If you're okay with having a little bump at the back of the case, then use some super glue and place the back cap in the slot.

Add pencil holder

As for the pencil holder, I opted to using a mechanical pencil so that I didn't have to worry about having different sized pencils unable to fit. With the attached files, any cylindrical pencil, mechanical pencil, or pen with a diameter of 8mm should fit. That said, if you're familiar with tinkercad I've also added a link to a TinkerCad project so you can make your own edits. It also provides steps you can follow to make your own sized stylus holders up to 10mm, the size of the hole on the case. https://www.tinkercad.com/things/a2tIlZLNaRi-stylus-holder-for-kmo

Once printed, these will also go in the slots on the back plate. Friction will secure them in, but I still recommend some super glue for good measure, especially as the holder will be very grippy initially.

Add threaded inserts

The threaded inserts allow the case to be screwed in more tightly. In previous projects I have been able to get away with simply adding holes in the case and screwing into those, and while it did hold the case together, they could be pulled apart without a lot of effort. This makes it so you would need considerably more effort to force it apart.

I used a soldering iron to heat the threaded nut which would allow it to sink into the case (as the case begun to melt). To make sure that the nut would lie flat and also that melted filament wouldn't fill in the nut, I heated it with a screw screwed in and made sure that the screw pointed straight up as the case cooled off. Once the case and nut had cooled off I then removed the screw.

Connect Pi Sugar battery

I only used one of the original screws of the PiSugar to attach the board to the raspberry pi. I used the M2.5x16mm ones to screw in the rest as they will be screwed from the back plate and also screw the screen in.
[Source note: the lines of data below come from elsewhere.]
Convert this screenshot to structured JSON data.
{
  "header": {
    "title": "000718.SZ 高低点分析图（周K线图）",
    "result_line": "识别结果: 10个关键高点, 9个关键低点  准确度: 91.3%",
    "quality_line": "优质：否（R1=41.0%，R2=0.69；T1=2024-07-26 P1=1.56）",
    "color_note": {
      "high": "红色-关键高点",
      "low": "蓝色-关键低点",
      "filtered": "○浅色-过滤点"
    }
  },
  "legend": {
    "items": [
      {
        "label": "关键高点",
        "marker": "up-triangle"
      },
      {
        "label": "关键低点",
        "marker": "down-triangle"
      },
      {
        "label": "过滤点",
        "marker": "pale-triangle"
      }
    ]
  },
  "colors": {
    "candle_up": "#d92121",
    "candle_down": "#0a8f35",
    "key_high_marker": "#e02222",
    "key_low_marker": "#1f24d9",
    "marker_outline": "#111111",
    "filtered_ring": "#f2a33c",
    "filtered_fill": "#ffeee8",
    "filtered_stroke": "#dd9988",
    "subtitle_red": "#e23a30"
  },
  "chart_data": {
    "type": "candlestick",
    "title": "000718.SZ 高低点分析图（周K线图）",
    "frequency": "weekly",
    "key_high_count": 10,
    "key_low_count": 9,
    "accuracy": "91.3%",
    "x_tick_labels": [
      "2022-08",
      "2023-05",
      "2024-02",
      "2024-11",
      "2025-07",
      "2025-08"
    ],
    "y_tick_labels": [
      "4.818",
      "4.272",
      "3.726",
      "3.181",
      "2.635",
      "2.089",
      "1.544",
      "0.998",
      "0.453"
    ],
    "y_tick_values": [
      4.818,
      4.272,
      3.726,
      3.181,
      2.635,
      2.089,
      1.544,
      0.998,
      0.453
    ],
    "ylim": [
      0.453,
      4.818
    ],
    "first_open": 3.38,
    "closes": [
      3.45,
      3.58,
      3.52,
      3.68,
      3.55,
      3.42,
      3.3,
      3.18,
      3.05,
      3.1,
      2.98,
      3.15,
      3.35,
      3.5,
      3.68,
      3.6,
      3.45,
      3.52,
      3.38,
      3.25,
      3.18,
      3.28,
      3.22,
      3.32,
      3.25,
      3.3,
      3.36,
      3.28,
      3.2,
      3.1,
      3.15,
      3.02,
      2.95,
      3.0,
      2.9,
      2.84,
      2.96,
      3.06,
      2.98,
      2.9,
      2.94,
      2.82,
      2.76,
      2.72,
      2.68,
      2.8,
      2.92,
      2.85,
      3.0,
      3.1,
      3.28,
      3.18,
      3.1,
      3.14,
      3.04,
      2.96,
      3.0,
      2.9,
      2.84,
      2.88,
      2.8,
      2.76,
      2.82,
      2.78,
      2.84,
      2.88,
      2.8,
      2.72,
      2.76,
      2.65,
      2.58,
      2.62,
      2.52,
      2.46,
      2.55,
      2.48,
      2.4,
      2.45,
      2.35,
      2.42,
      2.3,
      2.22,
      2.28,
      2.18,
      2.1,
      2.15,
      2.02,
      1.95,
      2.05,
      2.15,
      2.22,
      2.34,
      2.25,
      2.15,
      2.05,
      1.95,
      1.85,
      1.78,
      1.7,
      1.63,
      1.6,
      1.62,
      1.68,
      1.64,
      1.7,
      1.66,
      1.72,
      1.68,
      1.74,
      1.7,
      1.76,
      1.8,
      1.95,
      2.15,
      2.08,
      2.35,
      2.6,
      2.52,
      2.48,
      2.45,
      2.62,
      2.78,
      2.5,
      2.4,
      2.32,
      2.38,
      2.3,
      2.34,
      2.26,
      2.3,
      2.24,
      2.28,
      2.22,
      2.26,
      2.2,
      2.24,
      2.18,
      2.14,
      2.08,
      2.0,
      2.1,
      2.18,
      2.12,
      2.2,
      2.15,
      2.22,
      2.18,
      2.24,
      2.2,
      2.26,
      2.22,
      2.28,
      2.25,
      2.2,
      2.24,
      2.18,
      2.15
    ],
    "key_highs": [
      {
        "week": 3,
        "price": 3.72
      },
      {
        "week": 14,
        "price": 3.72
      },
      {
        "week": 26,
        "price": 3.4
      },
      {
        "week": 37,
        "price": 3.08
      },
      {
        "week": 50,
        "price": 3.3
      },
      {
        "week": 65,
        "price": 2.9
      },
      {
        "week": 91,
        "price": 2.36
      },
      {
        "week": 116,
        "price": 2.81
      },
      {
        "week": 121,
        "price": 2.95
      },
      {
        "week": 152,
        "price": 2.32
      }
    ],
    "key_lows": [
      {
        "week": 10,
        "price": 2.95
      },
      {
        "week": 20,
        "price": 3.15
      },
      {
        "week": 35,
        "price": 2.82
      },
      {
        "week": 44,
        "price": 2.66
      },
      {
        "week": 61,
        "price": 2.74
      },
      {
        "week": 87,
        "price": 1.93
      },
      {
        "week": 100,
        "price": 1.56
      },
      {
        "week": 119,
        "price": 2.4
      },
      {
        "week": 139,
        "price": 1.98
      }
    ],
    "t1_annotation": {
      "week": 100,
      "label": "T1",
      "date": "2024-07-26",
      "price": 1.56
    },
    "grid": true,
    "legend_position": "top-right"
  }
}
I aligned the pi and battery along the front and back plates, ensuring the the screw holes aligned and then closed the case and added the screws.

Add screen

The screen could then be attached on top and secured with the two top,M2.5x16mm screws.

Lastly, I added in the keyboard, pencil and stuck on some sticky notes

While I haven't had the chance to travel yet and visit family, I have taken it with me to work, coffee shops as well as using it while lazying at home. As far as it's original use case, it definitely trims a lot of weight from my bag and makes it easier to move around. I've also found it's been pretty nice to lie down on the couch and able to code a small script or two.

So far I've mainly used it to code some programs, write some stories and posts (including most of this instructable), sketch on the go and play some games. But I've also been experimenting some other uses. Some particularly interesting ones have been:

Remote Pi Hub: Using KMO to remote into other Pi's especially if they don't have an easily accessible application, for example in robotics

Making music on the go: I have a small midi keyboard and found out that I can power it using KMO via USB and wondered if it can be used with some midi software to make music. Indeed you can. I used LMMS which is a music production software on linux and it was plug and play! While the screen size can make it hard to navigate around the software, it can be nice for making music sketches and the like. Or connect it to a monitor for the full experience.

(Also with them having the same color scheme, it's like they were made for each other :D)

Docked mode: Since all the ports are intact, you can connect to external monitors, a keyboard and mouse for a full desktop experience. This is how I intend to use it when I do travel.

Overall I'm really happy with how it came out. It has a few cons as well as some further improvements I intend to make but for now I'm pretty happy. Hope you enjoyed reading along and hope it inspired you to build one of your own.